この地域で生まれ育った建て主は下町の姿を残したいと考え、築80年の二軒長屋の一軒を購入。
伝統的な町屋の原型を再現した住まいを希望した。
築80年と古い建物だが、骨組がしっかりしているのでリノベーションが可能だと判断した。
これからも永く安全安心に暮らせるよう、壁や基礎、構造材を補強。
床や壁、天井に断熱材を入れ、天井を外して防水もやり直した。
プレハブのようなキッチンがあった北側の部分は減築し、光庭に。
板張りだった廊下は玄関から続く土間に戻し、玄関から正面の光庭まで一直線に通り土間が続く、昔ながらの町屋の風情を再現した。
モルタルの通り土間は床暖房になっており、冬でも家全体が温かい。
新たに設けた天窓や南の前庭、北の光庭からほの暗い室内に光が差し込み、広がりのある心地良い空間となった。
80年前の柱や梁にはかつての手仕事のあとが残っており、経年による独特の味わいがある。

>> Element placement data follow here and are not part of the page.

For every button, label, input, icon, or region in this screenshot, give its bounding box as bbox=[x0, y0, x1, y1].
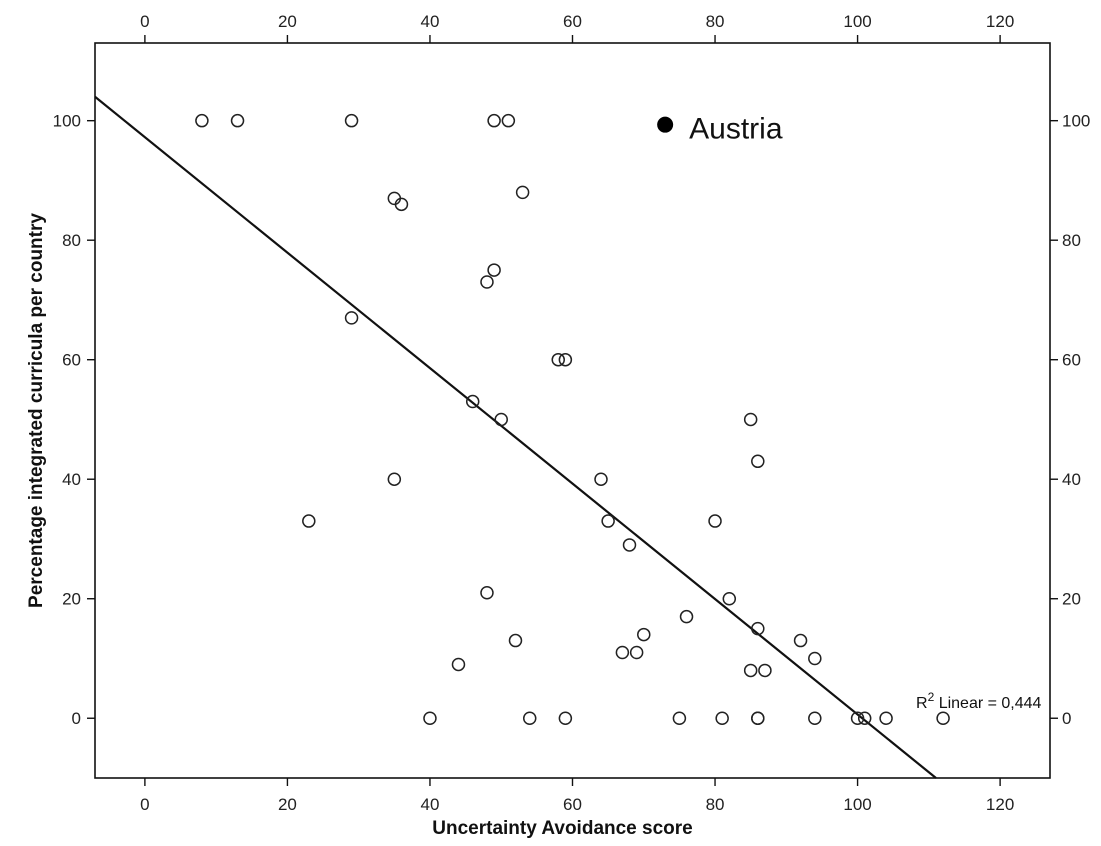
data-point bbox=[230, 113, 245, 128]
y-right-tick-label: 80 bbox=[1062, 231, 1081, 250]
data-point bbox=[679, 609, 694, 624]
data-point bbox=[508, 633, 523, 648]
x-axis-title: Uncertainty Avoidance score bbox=[432, 818, 692, 839]
data-point bbox=[629, 645, 644, 660]
y-right-tick-label: 0 bbox=[1062, 709, 1071, 728]
x-top-tick-label: 20 bbox=[278, 12, 297, 31]
r-squared-label: R2 Linear = 0,444 bbox=[916, 690, 1042, 712]
x-top-tick-label: 0 bbox=[140, 12, 149, 31]
y-tick-label: 60 bbox=[62, 351, 81, 370]
data-point bbox=[708, 514, 722, 528]
data-point bbox=[344, 113, 359, 128]
y-right-tick-label: 100 bbox=[1062, 112, 1090, 131]
data-point bbox=[558, 352, 573, 367]
y-tick-label: 0 bbox=[72, 709, 81, 728]
data-points bbox=[195, 113, 950, 725]
x-tick-label: 100 bbox=[843, 795, 871, 814]
y-right-tick-label: 20 bbox=[1062, 590, 1081, 609]
data-point bbox=[850, 711, 865, 725]
x-top-tick-label: 40 bbox=[421, 12, 440, 31]
austria-label: Austria bbox=[689, 113, 783, 146]
data-point bbox=[743, 412, 758, 427]
austria-highlight-point bbox=[657, 116, 674, 133]
y-tick-label: 40 bbox=[62, 470, 81, 489]
data-point bbox=[480, 586, 494, 600]
data-point bbox=[601, 514, 615, 528]
data-point bbox=[715, 711, 729, 725]
r-squared-text: Linear = 0,444 bbox=[934, 695, 1041, 712]
data-point bbox=[487, 263, 501, 277]
x-top-tick-label: 80 bbox=[706, 12, 725, 31]
data-point bbox=[936, 711, 950, 725]
data-point bbox=[423, 711, 437, 725]
r-squared-prefix: R bbox=[916, 695, 928, 712]
data-point bbox=[195, 113, 209, 128]
data-point bbox=[751, 711, 765, 725]
x-tick-label: 120 bbox=[986, 795, 1014, 814]
data-point bbox=[487, 113, 501, 128]
data-point bbox=[465, 394, 480, 409]
data-point bbox=[808, 651, 822, 666]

古い物を活かし、伝統的な形を再現しつつも現代の技術によって快適さも得た、機能的な町屋が完成した。
外観
町屋の風情を残しつつも、外壁や屋根をガルバリウム鋼板に替えて装いを新たに。
南側外観
縦格子と前庭が、町屋の雰囲気を感じさせる。
住宅ポーチ
南の玄関から北の光庭まで通り土間が貫き、視線が抜ける。
ダイニングから南側玄関のほうを見る
南側玄関から通り土間に沿ってご主人のアトリエ、和室、ダイニング、キッチンが並び、北側には光庭が。
壁面に造作した本棚は南から北まで連続している。
ダイニングから光庭を見る
通り土間の突き当り、1階の北側に設けたダイニングと、ダイニングから続く光庭。
緑鮮やかな光庭が、ダイニングに光と風をもたらす。
あえてリビングはつくらず、ダイニング・キッチンを生活の中心に。
ご主人がキッチンに立つことも多くなったのだそう。
和室から玄関のほうを見る
ほの暗く静謐な室内には南北の庭からも天窓からも光が入り、清々しい。
吹き抜け
ダイニングの上は吹き抜けになっており、天窓からの光が差し込む。
1階の土間は床暖房になっており、温かい空気が吹き抜けまでまわる。
2階廊下
光に満ちた2階。
2階には2つの個室があるが、引き戸を開け放てば一体空間となる。